Le journal rappelle également que accidents survenus sur la Piazza Duomo, tout au long du parcours et enfin au Monumental, lorsque de nombreux fascistes ont attaqué la foule et rencontré une vive résistance, soulignant que « ces incidents ont été provoqués par l'intention des fascistes d'empêcher la manifestation de prendre un caractère politique et prolétarien ».
Le 30 décembre, le journal communiste dirigé par Antonio Gramsci, malgré un ton impeccable, il s'était clairement positionné sur le fondement de l'orthodoxie idéologique. – écrit Anna Kuliscioff L'Unité « Elle avait quitté la Russie très jeune, pour n'y jamais revenir même après la Révolution d'Octobre, car elle était une farouche opposante à la révolution bolchevique. » Il conclut qu'« Anna Kuliscioff n'avait longtemps été qu'une social-démocrate, une ennemie acharnée de la Révolution russe et de l'Internationale communiste. »

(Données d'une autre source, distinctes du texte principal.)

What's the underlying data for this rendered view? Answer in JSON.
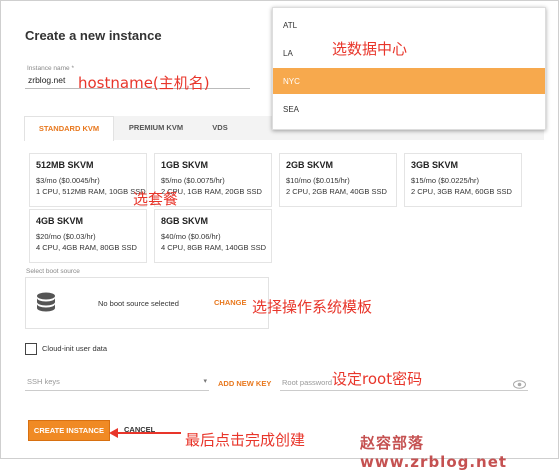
{
  "dialog": {
    "title": "Create a new instance",
    "hostname_label": "Instance name *",
    "hostname_value": "zrblog.net"
  },
  "dropdown": {
    "items": [
      "ATL",
      "LA",
      "NYC",
      "SEA"
    ],
    "selected": "NYC"
  },
  "tabs": [
    "STANDARD KVM",
    "PREMIUM KVM",
    "VDS"
  ],
  "plans": [
    {
      "name": "512MB SKVM",
      "price": "$3/mo ($0.0045/hr)",
      "specs": "1 CPU, 512MB RAM, 10GB SSD"
    },
    {
      "name": "1GB SKVM",
      "price": "$5/mo ($0.0075/hr)",
      "specs": "2 CPU, 1GB RAM, 20GB SSD"
    },
    {
      "name": "2GB SKVM",
      "price": "$10/mo ($0.015/hr)",
      "specs": "2 CPU, 2GB RAM, 40GB SSD"
    },
    {
      "name": "3GB SKVM",
      "price": "$15/mo ($0.0225/hr)",
      "specs": "2 CPU, 3GB RAM, 60GB SSD"
    },
    {
      "name": "4GB SKVM",
      "price": "$20/mo ($0.03/hr)",
      "specs": "4 CPU, 4GB RAM, 80GB SSD"
    },
    {
      "name": "8GB SKVM",
      "price": "$40/mo ($0.06/hr)",
      "specs": "4 CPU, 8GB RAM, 140GB SSD"
    }
  ],
  "boot": {
    "label": "Select boot source",
    "text": "No boot source selected",
    "change": "CHANGE"
  },
  "cloudinit": "Cloud-init user data",
  "ssh": {
    "placeholder": "SSH keys",
    "add": "ADD NEW KEY"
  },
  "password_placeholder": "Root password",
  "buttons": {
    "create": "CREATE INSTANCE",
    "cancel": "CANCEL"
  },
  "annotations": {
    "hostname": "hostname(主机名)",
    "datacenter": "选数据中心",
    "plan": "选套餐",
    "os": "选择操作系统模板",
    "root": "设定root密码",
    "finish": "最后点击完成创建"
  },
  "watermark": "赵容部落www.zrblog.net",
  "colors": {
    "accent": "#e8781e",
    "selected": "#f7a94d",
    "annotation": "#e8352a"
  }
}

D'une part, donc, pour le journal de Gramsci, les funérailles d'Anna devinrent aussi un démonstration d'une nature prolétarienneEn revanche, des tentatives ont été faites pour délégitimer sa figure en l'affublant d'un terme considéré comme désobligeant.

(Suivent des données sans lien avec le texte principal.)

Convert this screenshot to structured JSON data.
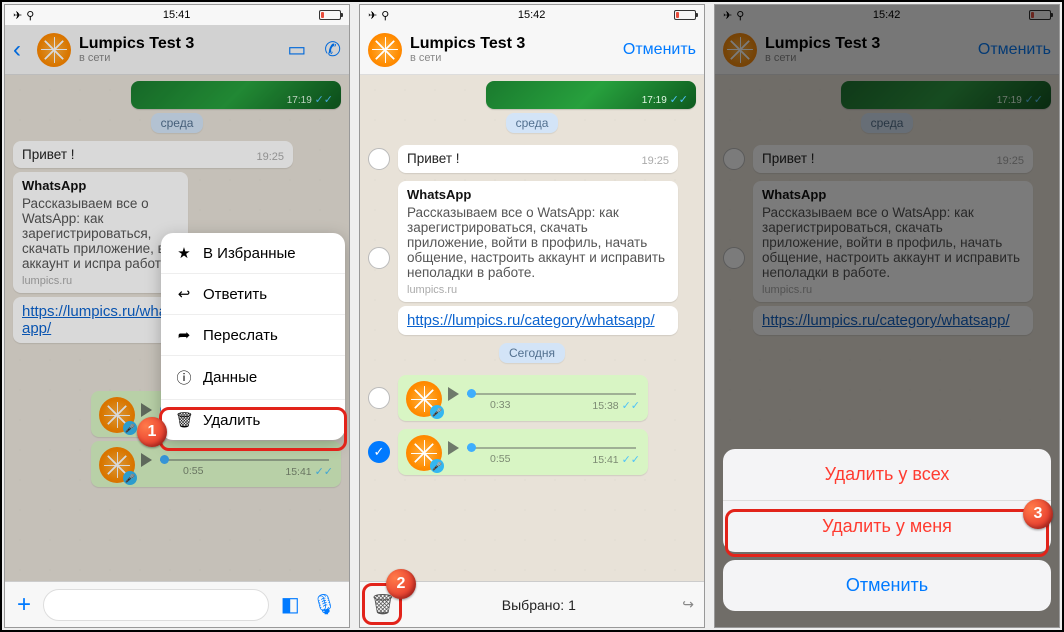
{
  "statusbar": {
    "time1": "15:41",
    "time2": "15:42",
    "time3": "15:42"
  },
  "header": {
    "title": "Lumpics Test 3",
    "subtitle": "в сети",
    "cancel": "Отменить"
  },
  "chat": {
    "topimg_time": "17:19",
    "day1": "среда",
    "day2": "Сегодня",
    "greet": "Привет !",
    "greet_time": "19:25",
    "article": {
      "title": "WhatsApp",
      "body_short": "Рассказываем все о WatsApp: как зарегистрироваться, скачать приложение, во",
      "body_crop": "аккаунт и испра работе.",
      "body_full": "Рассказываем все о WatsApp: как зарегистрироваться, скачать приложение, войти в профиль, начать общение, настроить аккаунт и исправить неполадки в работе.",
      "footer": "lumpics.ru"
    },
    "link_short": "https://lumpics.ru/whatsapp/",
    "link_long": "https://lumpics.ru/category/whatsapp/",
    "voice1": {
      "dur": "0:33",
      "time": "15:38"
    },
    "voice2": {
      "dur": "0:55",
      "time": "15:41"
    }
  },
  "ctx": {
    "star": "В Избранные",
    "reply": "Ответить",
    "forward": "Переслать",
    "info": "Данные",
    "delete": "Удалить"
  },
  "selbar": {
    "label": "Выбрано: 1"
  },
  "sheet": {
    "all": "Удалить у всех",
    "me": "Удалить у меня",
    "cancel": "Отменить"
  },
  "badges": {
    "b1": "1",
    "b2": "2",
    "b3": "3"
  }
}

Héritage de la pensée et de la politique
Le projet d'Anna Kuliscioff reste clair une nouvelle entreprise, le rejet de la violence comme outil de lutte politique et la vision de un prolétariat qui s'émancipe lui-même à travers l'istruzione et cela, avec le droit de vote universelElle intègre pleinement les institutions pour participer à la gouvernance du pays. L'émancipation des femmes fait partie intégrante de cette vision, avec l'intuition – préconçue du féminisme – que le travail est une condition fondamentale de leur émancipation et de leur autonomie.
Son autorité, son réalisme franc et sa détermination ont profondément influencé Socialisme italien, construisant cette culture définie, parfois dans un sens réducteur, comme « réformisme socialiste » : un socialisme solidaire, gradualiste et démocratique fondé sur l’émancipation culturelle et professionnelle des classes les plus faibles.

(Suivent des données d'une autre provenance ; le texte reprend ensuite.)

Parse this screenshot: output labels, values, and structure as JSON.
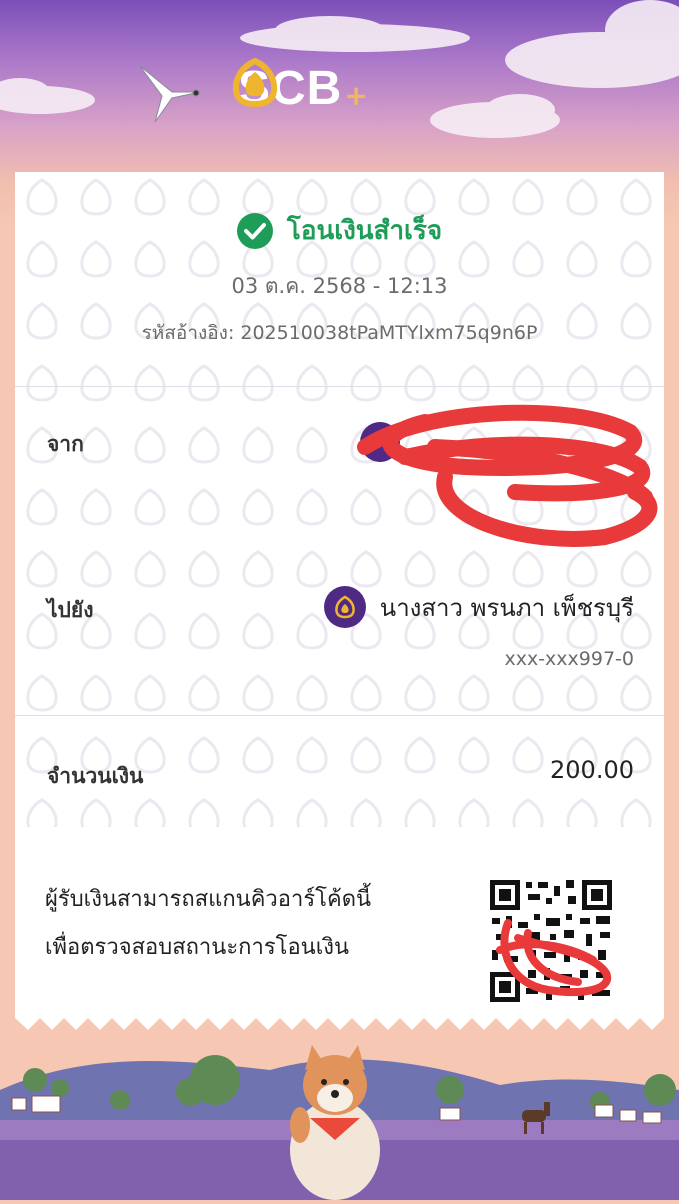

Après Caporetto, Anna a demandé socialistes « Une attitude claire et décisive, sans réserves ni reproches, pour la défense de la patrie » ; en octobre 1918, il affirmait que « la solution à la guerre ne peut être que la Fédération des États-Unis d'Europe ». Concernant la question de la patrie juive, soulevée en novembre 1917 par le ministre britannique des Affaires étrangères, Lord Balfour, il espérait que « les peuples persécutés dans presque toute l'Europe puissent avoir un coin à eux où se réfugier contre tous les pogroms, y compris ceux des révolutionnaires russes ».
Avec Turati e Matteotti Il contribua à concevoir un modèle de socialisme fondé sur l'émancipation des classes les plus pauvres par le biais des luttes syndicales et des acquis sociaux, préfigurant ainsi le système de protection sociale moderne : un socialisme qui soutenait la lutte des classes tout en combattant la dictature du prolétariat. Il fut parmi les rares à percevoir les dangers du fascisme naissant et à rechercher, en vain, une alliance gouvernementale entre socialistes, catholiques et forces libérales-constitutionnelles.
Récupération de mémoire
Il convient de rappeler que la figure d'Anna Kuliscioff a longtemps souffert d'une sorte d'obscurcissement, notamment en raison de la responsabilité du monde socialiste. rapprochement tra PSI et PSDI, ce qui, en 1966, a conduit à launification Des deux âmes du socialisme italien, Anna a commencé à être redécouverte et réévaluée, notamment grâce à Bettino Craxi dans les années 1970.
Aujourd'hui, nous avons pour tâche de souligner lela pertinence de sa pensée.